Probabilistic Economic Theory - страница 22

The second reason of we have confidence in creating a successful dynamic or time-dependent theory of economic systems in the economic spaces is based on the analogous dynamic theory of physical systems in physical space. We also admit that the reasonable starting point in the study of economic systems dynamics is with equations of motion for a formal physical prototype. This is in spite of the differences between the features of the economic and physical spaces and the features of the economic and physical systems. The type of equations in the spaces of both systems will be approximately the same, though the essence of the parameters and potentials in them will be completely different. It is normal in physics that one and the same equation describes different systems. For example, the equation of motion of a harmonic oscillator describes the motion of both a simple pendulum and an electromagnetic wave. Formal similarity of the equations does not mean equality of the systems which they describe.

The discipline of physics has accumulated broad experience in calculating the physical systems of different degrees of complexity with different inter-particle interactions and interactions of particles with external environments. It makes sense to try and find a way to use these achievements in finding solutions to economic problems. Should any of these attempts prove to be successful, it would establish the opportunity to do numerical research on the influence that both internal and external factors exert on the behaviours of each market agent, as well as the entire economic system’s activity. This process would be done with the help of computer calculations done on the physical economic models. Theoretical economics will have acquired the most powerful research device, the opportunities of which could only be compared to the result of the discovery and exploration of equations of motion for physical systems.

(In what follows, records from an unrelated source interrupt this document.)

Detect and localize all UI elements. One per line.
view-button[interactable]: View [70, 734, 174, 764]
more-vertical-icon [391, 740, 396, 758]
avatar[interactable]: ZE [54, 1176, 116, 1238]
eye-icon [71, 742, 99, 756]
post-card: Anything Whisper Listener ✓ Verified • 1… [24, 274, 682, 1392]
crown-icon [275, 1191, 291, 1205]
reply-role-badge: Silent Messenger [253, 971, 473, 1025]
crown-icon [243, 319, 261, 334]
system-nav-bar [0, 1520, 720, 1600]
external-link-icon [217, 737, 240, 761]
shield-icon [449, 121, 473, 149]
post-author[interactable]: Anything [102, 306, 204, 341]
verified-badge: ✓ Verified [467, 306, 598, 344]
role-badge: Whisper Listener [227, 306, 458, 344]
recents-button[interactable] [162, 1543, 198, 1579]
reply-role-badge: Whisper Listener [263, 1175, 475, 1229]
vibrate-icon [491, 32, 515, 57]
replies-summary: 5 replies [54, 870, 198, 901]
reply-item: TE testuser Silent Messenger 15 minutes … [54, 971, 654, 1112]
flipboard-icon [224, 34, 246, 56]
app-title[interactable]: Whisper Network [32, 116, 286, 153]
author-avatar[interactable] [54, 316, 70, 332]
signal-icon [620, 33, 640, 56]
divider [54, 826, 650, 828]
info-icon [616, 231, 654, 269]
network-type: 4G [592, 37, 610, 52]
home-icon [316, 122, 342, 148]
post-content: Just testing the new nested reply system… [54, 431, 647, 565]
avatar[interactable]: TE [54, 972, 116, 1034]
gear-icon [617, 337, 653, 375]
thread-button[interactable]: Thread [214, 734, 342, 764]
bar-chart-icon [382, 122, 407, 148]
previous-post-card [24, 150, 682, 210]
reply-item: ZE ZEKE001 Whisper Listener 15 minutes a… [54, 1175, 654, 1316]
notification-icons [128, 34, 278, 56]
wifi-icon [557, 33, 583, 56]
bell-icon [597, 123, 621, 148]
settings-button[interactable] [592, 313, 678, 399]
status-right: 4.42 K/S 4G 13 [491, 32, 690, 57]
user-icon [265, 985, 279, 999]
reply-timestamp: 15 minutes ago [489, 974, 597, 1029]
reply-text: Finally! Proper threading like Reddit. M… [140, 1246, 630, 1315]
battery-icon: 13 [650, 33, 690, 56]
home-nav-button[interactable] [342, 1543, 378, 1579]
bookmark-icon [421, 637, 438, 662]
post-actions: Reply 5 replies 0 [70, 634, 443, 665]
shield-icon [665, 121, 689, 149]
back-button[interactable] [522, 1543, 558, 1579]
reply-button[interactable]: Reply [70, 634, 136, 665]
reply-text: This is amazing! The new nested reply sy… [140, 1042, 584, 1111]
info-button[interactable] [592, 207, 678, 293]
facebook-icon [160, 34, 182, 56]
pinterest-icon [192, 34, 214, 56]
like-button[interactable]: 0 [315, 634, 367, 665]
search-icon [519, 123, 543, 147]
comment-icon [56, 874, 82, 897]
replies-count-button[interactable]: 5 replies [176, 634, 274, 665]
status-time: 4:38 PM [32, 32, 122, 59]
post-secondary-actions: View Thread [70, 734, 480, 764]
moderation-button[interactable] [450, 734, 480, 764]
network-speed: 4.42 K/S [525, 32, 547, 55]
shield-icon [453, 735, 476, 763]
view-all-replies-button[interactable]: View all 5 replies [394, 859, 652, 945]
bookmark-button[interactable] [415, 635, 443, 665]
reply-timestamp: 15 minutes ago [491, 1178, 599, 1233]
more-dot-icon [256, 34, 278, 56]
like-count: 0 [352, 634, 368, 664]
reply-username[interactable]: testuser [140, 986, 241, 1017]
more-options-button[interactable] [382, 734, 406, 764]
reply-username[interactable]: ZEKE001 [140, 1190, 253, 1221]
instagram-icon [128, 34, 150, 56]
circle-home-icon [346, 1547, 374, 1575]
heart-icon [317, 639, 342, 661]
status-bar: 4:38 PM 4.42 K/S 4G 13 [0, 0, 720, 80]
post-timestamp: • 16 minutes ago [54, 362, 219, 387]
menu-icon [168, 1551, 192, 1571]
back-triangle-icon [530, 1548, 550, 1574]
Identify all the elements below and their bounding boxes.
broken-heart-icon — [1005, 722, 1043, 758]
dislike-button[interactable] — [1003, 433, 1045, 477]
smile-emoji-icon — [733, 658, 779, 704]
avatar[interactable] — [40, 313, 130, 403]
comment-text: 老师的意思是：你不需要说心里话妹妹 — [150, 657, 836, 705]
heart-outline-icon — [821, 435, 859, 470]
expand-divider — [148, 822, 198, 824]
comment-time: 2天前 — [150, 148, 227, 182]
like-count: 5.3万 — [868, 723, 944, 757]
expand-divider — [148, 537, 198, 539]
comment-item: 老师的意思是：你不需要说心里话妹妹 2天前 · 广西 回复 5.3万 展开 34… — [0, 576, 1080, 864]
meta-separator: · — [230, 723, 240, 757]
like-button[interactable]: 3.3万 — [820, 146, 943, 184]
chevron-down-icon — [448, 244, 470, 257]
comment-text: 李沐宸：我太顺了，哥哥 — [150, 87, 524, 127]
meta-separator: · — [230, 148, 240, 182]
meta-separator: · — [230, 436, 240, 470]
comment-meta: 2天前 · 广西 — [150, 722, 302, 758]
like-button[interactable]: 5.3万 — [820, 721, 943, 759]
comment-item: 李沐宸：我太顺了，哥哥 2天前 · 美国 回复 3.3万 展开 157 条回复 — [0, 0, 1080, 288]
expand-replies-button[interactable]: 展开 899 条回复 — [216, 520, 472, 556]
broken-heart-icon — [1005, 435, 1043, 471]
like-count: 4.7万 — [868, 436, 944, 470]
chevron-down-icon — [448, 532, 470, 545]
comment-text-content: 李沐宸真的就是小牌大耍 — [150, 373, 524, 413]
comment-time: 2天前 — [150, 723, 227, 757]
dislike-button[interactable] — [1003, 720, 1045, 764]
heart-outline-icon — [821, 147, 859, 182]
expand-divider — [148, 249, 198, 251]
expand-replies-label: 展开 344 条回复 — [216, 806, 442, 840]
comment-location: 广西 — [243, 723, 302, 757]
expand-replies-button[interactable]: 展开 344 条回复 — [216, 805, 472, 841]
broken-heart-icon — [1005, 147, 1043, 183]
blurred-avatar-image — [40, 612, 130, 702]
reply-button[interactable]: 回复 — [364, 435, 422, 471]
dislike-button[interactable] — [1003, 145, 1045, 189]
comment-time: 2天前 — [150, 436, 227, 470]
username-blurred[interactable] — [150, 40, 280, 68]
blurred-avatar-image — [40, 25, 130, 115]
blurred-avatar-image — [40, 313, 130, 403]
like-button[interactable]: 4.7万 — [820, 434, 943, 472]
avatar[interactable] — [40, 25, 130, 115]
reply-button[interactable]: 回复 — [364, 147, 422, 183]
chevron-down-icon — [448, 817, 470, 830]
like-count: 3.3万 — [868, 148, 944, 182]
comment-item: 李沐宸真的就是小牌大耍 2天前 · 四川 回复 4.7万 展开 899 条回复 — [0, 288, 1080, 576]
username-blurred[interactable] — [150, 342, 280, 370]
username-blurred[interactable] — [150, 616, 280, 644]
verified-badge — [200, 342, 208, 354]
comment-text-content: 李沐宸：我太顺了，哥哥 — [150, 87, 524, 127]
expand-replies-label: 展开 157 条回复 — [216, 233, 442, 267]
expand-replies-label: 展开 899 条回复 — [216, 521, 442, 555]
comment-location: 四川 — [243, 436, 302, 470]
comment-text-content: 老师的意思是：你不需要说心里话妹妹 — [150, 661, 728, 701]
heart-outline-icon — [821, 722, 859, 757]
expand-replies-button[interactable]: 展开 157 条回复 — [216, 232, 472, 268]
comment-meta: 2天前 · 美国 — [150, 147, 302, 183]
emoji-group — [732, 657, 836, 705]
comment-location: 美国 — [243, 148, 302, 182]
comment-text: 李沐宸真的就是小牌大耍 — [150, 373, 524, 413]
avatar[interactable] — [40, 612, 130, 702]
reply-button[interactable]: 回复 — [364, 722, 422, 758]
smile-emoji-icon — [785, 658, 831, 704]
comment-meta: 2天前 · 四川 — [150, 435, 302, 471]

The next step in developing a physical model after selecting an appropriate economic space, is the selection of a function that will assist us in describing the dynamics of an economy, such as the movement of buyers and sellers in the price space. Trajectories in coordinate physical space x(t) (classical mechanics), wave functions ψ or distributions of probabilities |ψ|^>2 (quantum mechanics), Green’s functions G and S-matrices (in quantum physics), etc. are used as such functions in physics. We started above with an attempt to develop the model using trajectories in the price space p(t) by analogy with the use of trajectories x(t) of point-like particles used in classical mechanics. Below, this model is referred to as a classical model or simply, a classical economy. Below, we will use the term classical economy in the broad sense for designating the branch of physical modeling of many-agent economic systems with the help of methods of classical mechanics of many-particle systems. It is important to realize that each selection gives rise to its own equations of motion and, therefore, to different physical economic models. For example, if we select from these trajectory variants, then we obtain the economic Lagrange equations of motion and, therefore, the classical economies as the physical economic models. The discussion will deal with these models in detail in Chapter III. If we select wave functions, then we obtain at the output the economic Schrödinger equations of motion and, therefore, quantum economies (see Chapters IX and X). Without going into details here, let us say that both the Lagrange and Schrödinger equations appear as the result of applying the principles of maximization to the whole economic system. This is analogous to the maximization principles, which are explored in physics in obtaining the Lagrange and Schrödinger equations, respectively.